With a new target for electric vehicles of 1 million this year, the majority of which will be BEV, Volkswagen should come “very close to Tesla’s BEV sales,” said a team of analysts led by Tim Rokossa.
“Moreover, with the global rollout of the ID.4 we see a good chance that VW could surpass Tesla’s BEV sales as soon as next year, which should increase the credit given to its EV strategy,” said Rokossa. The ID.4, the company’s compact 5-seat crossover SUV, is set to hit dealerships this spring.
Volkswagen last week laid out its plans to cut battery costs and rely on six European gigafactories, with EVs now the company’s “core business,” said Herbert Diess, the chair of the group’s board of management.

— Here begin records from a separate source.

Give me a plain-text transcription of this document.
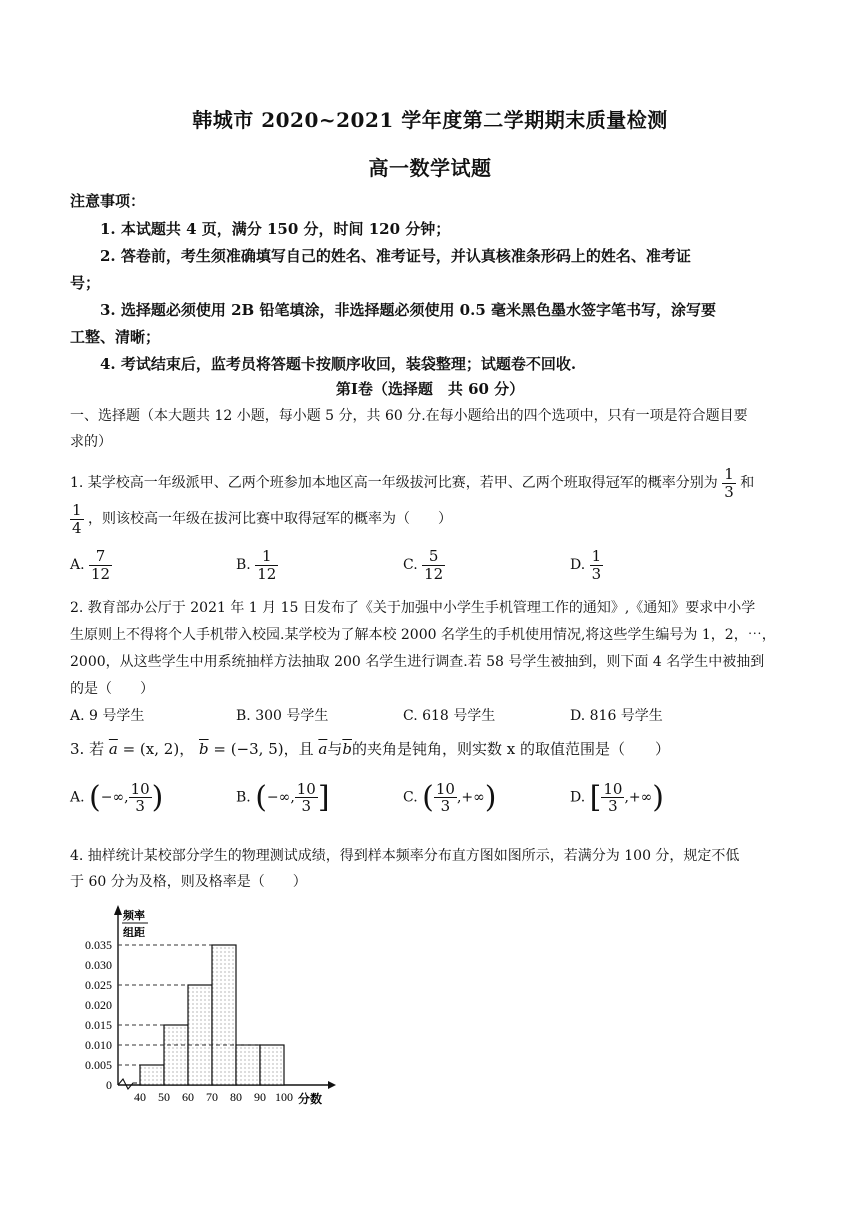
韩城市 2020~2021 学年度第二学期期末质量检测
高一数学试题
注意事项：
1. 本试题共 4 页，满分 150 分，时间 120 分钟；
2. 答卷前，考生须准确填写自己的姓名、准考证号，并认真核准条形码上的姓名、准考证
号；
3. 选择题必须使用 2B 铅笔填涂，非选择题必须使用 0.5 毫米黑色墨水签字笔书写，涂写要
工整、清晰；
4. 考试结束后，监考员将答题卡按顺序收回，装袋整理；试题卷不回收.
第Ⅰ卷（选择题　共 60 分）
一、选择题（本大题共 12 小题，每小题 5 分，共 60 分.在每小题给出的四个选项中，只有一项是符合题目要
求的）
1. 某学校高一年级派甲、乙两个班参加本地区高一年级拔河比赛，若甲、乙两个班取得冠军的概率分别为 $\frac{1}{3}$ 和
$\frac{1}{4}$ ，则该校高一年级在拔河比赛中取得冠军的概率为（　　）
A. $\frac{7}{12}$	B. $\frac{1}{12}$	C. $\frac{5}{12}$	D. $\frac{1}{3}$
2. 教育部办公厅于 2021 年 1 月 15 日发布了《关于加强中小学生手机管理工作的通知》,《通知》要求中小学
生原则上不得将个人手机带入校园.某学校为了解本校 2000 名学生的手机使用情况,将这些学生编号为 1，2，⋯，
2000，从这些学生中用系统抽样方法抽取 200 名学生进行调查.若 58 号学生被抽到，则下面 4 名学生中被抽到
的是（　　）
A. 9 号学生	B. 300 号学生	C. 618 号学生	D. 816 号学生
3. 若 $\overline{a} = (x$, 2)， $\overline{b} = (-3$, 5)，且 $\overline{a}$与$\overline{b}$的夹角是钝角，则实数 x 的取值范围是（　　）
A. (−∞, $\frac{10}{3}$ )	B. (−∞, $\frac{10}{3}$ ]	C. ( $\frac{10}{3}$ ,+∞)	D. [ $\frac{10}{3}$ ,+∞)
4. 抽样统计某校部分学生的物理测试成绩，得到样本频率分布直方图如图所示，若满分为 100 分，规定不低
于 60 分为及格，则及格率是（　　）
频率
组距
0
0.005
0.010
0.015
0.020
0.025
0.030
0.035
40 50 60 70 80 90 100 分数
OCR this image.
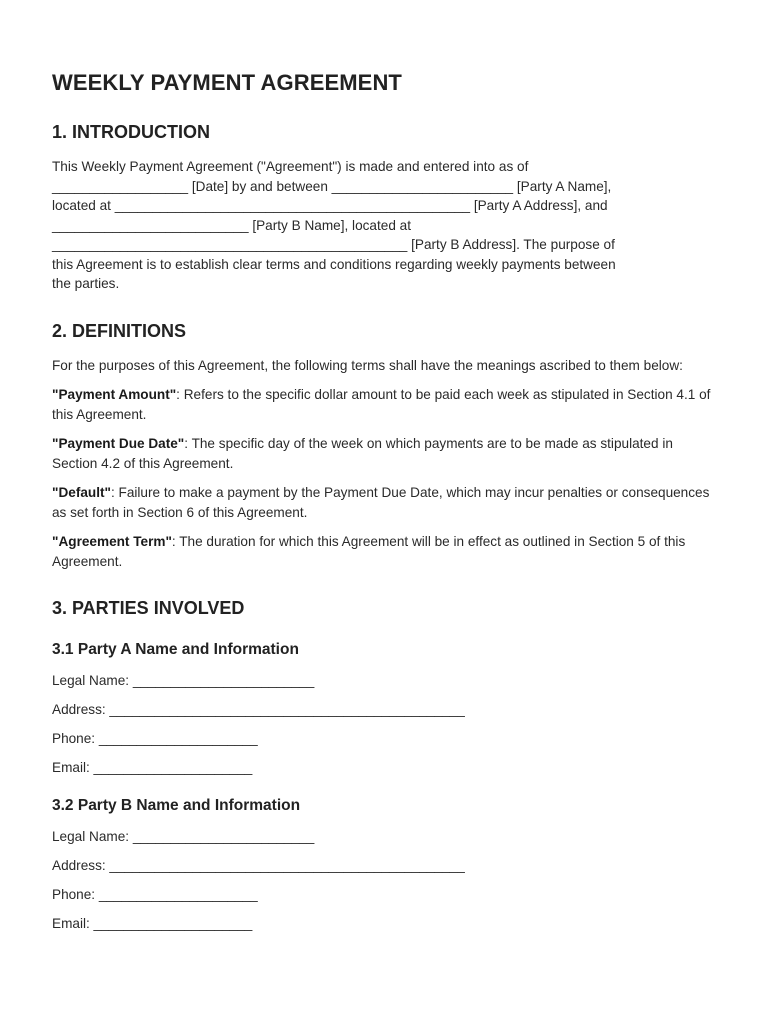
WEEKLY PAYMENT AGREEMENT
1. INTRODUCTION

This Weekly Payment Agreement ("Agreement") is made and entered into as of
__________________ [Date] by and between ________________________ [Party A Name],
located at _______________________________________________ [Party A Address], and
__________________________ [Party B Name], located at
_______________________________________________ [Party B Address]. The purpose of
this Agreement is to establish clear terms and conditions regarding weekly payments between
the parties.

2. DEFINITIONS

For the purposes of this Agreement, the following terms shall have the meanings ascribed to them below:

"Payment Amount": Refers to the specific dollar amount to be paid each week as stipulated in Section 4.1 of this Agreement.

"Payment Due Date": The specific day of the week on which payments are to be made as stipulated in Section 4.2 of this Agreement.

"Default": Failure to make a payment by the Payment Due Date, which may incur penalties or consequences as set forth in Section 6 of this Agreement.

"Agreement Term": The duration for which this Agreement will be in effect as outlined in Section 5 of this Agreement.

3. PARTIES INVOLVED
3.1 Party A Name and Information
Legal Name: ________________________
Address: _______________________________________________
Phone: _____________________
Email: _____________________
3.2 Party B Name and Information
Legal Name: ________________________
Address: _______________________________________________
Phone: _____________________
Email: _____________________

Rokossa and the team also introduced a “blue-sky scenario” that values the BEV unit separately. “Applying the multiples of EV pure plays such as Tesla or NIO
on sales generated by the MEB platform would yield a value of almost €400,” they said. And that even excludes the premium platform electric and current J1 platform being used by Audi and Porsche.
The MEB, or modular electric drive matrix, is a technology platform that has been developed by Volkswagen specifically for its electric vehicles.
As for the downsides to Deutsche Bank’s Volkswagen share price enthusiasm, an inability to pass on expected price rises, further euro weakness, and a slowdown in China’s premium car market are all risks. These are in addition to the “highly cyclical nature” of Volkswagen’s cash generation, they said.
Deutsche Bank also lifted its target price for Porsche
to €110 from €80. Volkswagen-owned Porsche holds the majority of VW ordinary shares. The bank said it values Porsche as a “pure holding company of VW,” and that it believes a discount of 20% is warranted on the stock.
“While we acknowledge large uncertainties around the outcome of the pending compensation claims from U.S. investors (which we value at €2 billion), we believe the upside to our VW ordinary share target price more than compensates for these uncertainties,” said Rokossa and the team.
Shares of Volkswagen have surged 57% so far this year, versus a 7% drop for Tesla, though that is following a phenomenal 700%-plus run in 2020 for Elon Musk’s company. Shares of the up-and-coming German rival fell 13% in 2020.
“At this point, we do not have a precise answer to explain this spread. Possible scenarios could be the holding purchasing more common shares or an activist investor trying to accumulate a position,” said the analysts.